A esa hora, todas las mesas estaban ocupadas. Una joven pareja madrileña, al escuchar el característico sonido de la lengua castellana, nos invitó a sentarnos con ellos. Aprovechamos para conversar  con los chicos.

Nos contaron que, al llegar el primer día a Kuala Lumpur, habían perdido todas sus tarjetas y no llevaban dinero en efectivo. Un comienzo perturbador que amenazaba con arruinarles las vacaciones. Pero entonces apareció su ángel de la guarda: Un malayo que trabajaba en su hotel.  Les tendió la mano sin pedir nada a cambio. Ellos le hicieron un ingreso con todo el dinero que necesitaban, y él se lo retiro desde su cuenta para entregárselo. 

Un gesto de generosidad que les devolvió la tranquilidad y que, al contarlo, nos recordó que el mundo no estaba del todo perdido.




Entrada de acceso al parking del Centro de Rehabilitación de Orangutanes de Sepilok.


Entre pasarelas y selvas


La principal atracción del Centro de Rehabilitación de Orangutanes de Sepilok  era las dos plataformas de alimentación, ubicadas en diferentes lugares de la selva pero con lugares específicos para poder visualizarlos, que abrían dos veces al día: 10:00 y 15:00 y los visitantes podíamos ver en directo.

Como todavía era temprano para el segundo pase, decidimos visitar el cercano Centro de Conservación del Oso Malasio, otra de las especies más castigadas por la acción del ser humano. El recinto era una pequeña área boscosa vallada con pasarelas elevadas y plataformas  de observación que permitían contemplar a estos animales sin perturbarlos demasiado. 

Tuvimos suerte: estaban alimentándose de la comida que les habían dejado los cuidadores. Me sorprendió la intensidad de sus sonidos que, escuchados fuera del recinto, pensé de que el oso malasio era mucho más grande. Sin embargo, era todo lo contrario, pequeños y como peluches, pero realmente bellos. Especialmente cuando se erguían con sus patas traseras y dejaban ver, entre el pelaje negro, ese distintivo collar de piel dorada que les da su otro nombre: el oso del sol.




El oso malasio


Al colocarse erguido sobre sus piernas posteriores  uno se da cuenta el porque se le conoce con el nombre de oso del sol.

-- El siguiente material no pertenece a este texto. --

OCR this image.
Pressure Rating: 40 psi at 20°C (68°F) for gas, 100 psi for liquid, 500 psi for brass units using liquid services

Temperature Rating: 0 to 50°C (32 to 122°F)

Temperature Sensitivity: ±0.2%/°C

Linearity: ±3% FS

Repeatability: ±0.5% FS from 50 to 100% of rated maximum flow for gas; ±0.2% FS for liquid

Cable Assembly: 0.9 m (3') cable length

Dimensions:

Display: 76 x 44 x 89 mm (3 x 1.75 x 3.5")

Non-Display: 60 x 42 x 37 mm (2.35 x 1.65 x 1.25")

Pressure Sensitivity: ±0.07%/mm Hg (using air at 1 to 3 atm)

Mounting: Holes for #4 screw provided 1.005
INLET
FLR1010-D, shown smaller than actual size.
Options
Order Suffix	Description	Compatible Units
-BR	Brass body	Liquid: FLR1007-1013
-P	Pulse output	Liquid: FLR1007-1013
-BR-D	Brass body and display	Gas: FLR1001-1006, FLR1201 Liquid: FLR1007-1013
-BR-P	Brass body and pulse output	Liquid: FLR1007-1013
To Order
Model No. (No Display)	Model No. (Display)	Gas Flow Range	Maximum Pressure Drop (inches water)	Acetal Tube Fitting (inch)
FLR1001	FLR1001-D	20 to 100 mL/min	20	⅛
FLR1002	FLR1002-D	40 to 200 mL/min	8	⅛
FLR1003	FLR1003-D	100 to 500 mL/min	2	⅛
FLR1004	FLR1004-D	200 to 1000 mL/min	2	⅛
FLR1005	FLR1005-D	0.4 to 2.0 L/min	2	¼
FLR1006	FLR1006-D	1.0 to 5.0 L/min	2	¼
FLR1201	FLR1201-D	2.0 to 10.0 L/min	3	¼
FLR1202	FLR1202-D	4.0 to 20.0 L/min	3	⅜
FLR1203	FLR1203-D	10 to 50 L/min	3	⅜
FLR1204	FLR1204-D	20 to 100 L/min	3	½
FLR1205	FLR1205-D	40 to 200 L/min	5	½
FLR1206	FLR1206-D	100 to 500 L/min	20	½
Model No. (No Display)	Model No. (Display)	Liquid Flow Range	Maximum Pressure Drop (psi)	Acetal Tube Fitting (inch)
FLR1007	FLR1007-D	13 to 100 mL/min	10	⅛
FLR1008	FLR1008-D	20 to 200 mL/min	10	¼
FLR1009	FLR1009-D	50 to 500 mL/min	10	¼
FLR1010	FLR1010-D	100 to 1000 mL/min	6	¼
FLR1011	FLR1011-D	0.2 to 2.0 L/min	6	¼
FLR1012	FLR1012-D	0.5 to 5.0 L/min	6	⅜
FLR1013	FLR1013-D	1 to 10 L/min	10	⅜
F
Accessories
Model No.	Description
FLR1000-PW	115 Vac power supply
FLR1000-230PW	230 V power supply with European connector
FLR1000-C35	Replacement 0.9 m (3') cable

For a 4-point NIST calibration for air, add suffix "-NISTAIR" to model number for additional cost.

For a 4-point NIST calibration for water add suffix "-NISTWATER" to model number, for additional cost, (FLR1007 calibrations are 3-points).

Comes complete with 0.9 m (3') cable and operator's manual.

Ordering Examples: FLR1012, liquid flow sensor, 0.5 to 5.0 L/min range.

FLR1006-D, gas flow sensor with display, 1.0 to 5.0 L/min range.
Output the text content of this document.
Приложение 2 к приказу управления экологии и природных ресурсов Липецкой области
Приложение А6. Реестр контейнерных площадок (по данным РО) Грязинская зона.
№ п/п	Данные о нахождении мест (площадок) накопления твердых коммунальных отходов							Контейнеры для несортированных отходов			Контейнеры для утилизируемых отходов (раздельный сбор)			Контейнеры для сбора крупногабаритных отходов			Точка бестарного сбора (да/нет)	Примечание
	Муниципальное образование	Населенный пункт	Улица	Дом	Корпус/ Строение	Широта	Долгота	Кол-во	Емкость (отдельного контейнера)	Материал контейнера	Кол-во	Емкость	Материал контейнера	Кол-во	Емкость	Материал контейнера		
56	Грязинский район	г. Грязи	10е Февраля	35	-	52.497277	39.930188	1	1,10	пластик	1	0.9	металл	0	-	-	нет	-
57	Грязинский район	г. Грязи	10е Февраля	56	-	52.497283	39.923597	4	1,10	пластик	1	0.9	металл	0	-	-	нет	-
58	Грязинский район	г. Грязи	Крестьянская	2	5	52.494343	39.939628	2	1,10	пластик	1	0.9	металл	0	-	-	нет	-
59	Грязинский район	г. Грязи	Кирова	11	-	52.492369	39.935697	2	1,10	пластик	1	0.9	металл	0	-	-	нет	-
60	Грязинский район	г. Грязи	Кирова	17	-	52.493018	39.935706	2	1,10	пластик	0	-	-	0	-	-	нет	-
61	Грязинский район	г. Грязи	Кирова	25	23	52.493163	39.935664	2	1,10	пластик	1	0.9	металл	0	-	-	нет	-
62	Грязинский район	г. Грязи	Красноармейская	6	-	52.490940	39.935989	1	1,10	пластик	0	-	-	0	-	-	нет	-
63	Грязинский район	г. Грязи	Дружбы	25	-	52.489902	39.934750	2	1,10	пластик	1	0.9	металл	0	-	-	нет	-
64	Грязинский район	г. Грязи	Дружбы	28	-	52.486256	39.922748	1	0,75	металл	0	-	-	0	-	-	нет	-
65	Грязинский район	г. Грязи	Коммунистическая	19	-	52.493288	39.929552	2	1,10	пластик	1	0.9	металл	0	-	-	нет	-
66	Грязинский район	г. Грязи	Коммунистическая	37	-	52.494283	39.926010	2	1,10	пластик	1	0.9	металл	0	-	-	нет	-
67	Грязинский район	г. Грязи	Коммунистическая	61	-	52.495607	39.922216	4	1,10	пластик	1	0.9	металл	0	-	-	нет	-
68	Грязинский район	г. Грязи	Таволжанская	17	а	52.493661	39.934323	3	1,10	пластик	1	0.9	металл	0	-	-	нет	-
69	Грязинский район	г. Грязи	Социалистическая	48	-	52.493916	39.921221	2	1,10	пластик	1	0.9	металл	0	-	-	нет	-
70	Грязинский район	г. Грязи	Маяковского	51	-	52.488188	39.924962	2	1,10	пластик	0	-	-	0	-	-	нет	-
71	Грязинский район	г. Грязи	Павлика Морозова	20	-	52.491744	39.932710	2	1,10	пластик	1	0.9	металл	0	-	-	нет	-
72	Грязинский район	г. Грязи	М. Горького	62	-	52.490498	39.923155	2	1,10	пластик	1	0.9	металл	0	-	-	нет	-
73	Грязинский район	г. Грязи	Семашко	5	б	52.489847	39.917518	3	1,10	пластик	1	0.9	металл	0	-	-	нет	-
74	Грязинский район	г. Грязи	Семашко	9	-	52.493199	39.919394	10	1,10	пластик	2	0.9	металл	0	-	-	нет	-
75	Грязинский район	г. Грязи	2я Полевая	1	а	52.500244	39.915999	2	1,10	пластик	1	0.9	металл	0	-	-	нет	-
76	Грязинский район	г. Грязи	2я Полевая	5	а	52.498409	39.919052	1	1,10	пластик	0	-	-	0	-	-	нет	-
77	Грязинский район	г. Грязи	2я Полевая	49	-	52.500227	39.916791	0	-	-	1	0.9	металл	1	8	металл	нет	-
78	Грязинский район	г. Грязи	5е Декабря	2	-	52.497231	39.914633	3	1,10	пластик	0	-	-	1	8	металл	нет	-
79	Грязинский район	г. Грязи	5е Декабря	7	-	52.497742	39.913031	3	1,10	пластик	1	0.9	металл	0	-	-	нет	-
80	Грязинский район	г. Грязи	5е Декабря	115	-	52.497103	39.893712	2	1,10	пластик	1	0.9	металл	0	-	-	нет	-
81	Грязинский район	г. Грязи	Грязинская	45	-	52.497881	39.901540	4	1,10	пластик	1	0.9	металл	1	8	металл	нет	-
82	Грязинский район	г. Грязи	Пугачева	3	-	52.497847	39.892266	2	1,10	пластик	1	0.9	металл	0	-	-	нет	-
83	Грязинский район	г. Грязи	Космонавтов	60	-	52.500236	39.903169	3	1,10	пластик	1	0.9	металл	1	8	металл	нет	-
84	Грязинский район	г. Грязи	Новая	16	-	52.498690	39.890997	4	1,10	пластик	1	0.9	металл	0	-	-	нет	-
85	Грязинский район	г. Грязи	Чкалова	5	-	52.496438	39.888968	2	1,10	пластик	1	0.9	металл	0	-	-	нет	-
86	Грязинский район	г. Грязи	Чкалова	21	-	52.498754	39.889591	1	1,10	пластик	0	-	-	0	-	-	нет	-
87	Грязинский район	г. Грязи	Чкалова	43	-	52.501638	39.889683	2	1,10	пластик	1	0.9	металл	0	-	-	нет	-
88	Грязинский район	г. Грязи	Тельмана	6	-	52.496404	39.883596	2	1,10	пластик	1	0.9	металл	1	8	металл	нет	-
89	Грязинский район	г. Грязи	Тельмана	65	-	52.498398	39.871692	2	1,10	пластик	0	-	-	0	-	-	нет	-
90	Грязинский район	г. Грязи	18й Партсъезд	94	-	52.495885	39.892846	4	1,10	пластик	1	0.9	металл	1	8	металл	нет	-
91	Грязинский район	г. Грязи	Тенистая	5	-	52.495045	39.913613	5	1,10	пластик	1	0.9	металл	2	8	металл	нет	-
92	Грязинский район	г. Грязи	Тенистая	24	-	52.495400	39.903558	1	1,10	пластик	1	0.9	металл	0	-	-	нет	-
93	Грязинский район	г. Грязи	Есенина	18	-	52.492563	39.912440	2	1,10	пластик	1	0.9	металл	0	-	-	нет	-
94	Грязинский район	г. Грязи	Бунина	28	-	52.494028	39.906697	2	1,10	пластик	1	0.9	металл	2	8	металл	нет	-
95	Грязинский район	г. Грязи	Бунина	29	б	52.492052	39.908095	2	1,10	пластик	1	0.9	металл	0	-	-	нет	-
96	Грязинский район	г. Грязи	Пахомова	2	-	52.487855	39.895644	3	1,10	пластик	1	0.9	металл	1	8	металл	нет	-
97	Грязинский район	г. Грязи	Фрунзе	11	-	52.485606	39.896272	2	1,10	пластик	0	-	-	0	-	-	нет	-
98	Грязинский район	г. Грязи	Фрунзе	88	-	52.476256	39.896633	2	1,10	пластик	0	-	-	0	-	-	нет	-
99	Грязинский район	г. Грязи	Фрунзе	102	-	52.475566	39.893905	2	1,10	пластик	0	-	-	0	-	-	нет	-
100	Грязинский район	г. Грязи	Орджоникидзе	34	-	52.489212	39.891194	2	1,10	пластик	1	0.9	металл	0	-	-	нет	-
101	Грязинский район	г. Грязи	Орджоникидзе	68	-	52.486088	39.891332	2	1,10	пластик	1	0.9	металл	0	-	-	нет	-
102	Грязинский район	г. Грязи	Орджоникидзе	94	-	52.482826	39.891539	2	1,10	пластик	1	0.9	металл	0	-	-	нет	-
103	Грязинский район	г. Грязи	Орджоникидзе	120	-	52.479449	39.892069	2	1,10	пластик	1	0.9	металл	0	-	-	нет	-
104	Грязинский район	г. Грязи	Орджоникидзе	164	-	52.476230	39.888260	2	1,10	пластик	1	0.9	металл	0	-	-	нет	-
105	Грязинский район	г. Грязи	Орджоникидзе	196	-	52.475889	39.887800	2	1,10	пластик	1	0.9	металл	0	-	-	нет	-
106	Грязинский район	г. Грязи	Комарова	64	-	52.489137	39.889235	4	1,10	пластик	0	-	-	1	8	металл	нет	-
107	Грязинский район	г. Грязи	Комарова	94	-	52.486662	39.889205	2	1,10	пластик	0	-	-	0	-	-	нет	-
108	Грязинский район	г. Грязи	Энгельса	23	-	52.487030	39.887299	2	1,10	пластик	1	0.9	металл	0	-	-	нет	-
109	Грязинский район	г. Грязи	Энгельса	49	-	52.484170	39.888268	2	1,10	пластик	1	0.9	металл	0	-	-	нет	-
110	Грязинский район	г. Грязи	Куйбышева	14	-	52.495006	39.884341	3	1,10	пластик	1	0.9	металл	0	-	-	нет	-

¡Ya era la hora de los orangutanes!


Pagamos la entrada para ver comer a los orangutanes y accedimos por una pasarela que nos llevaba al primer punto de observación. Había dos salas con pequeñas graderías — una de ellas sin aire acondicionado—, y un ventanal acristalado que permitía observar a los animales mientras comían, sin ser molestados.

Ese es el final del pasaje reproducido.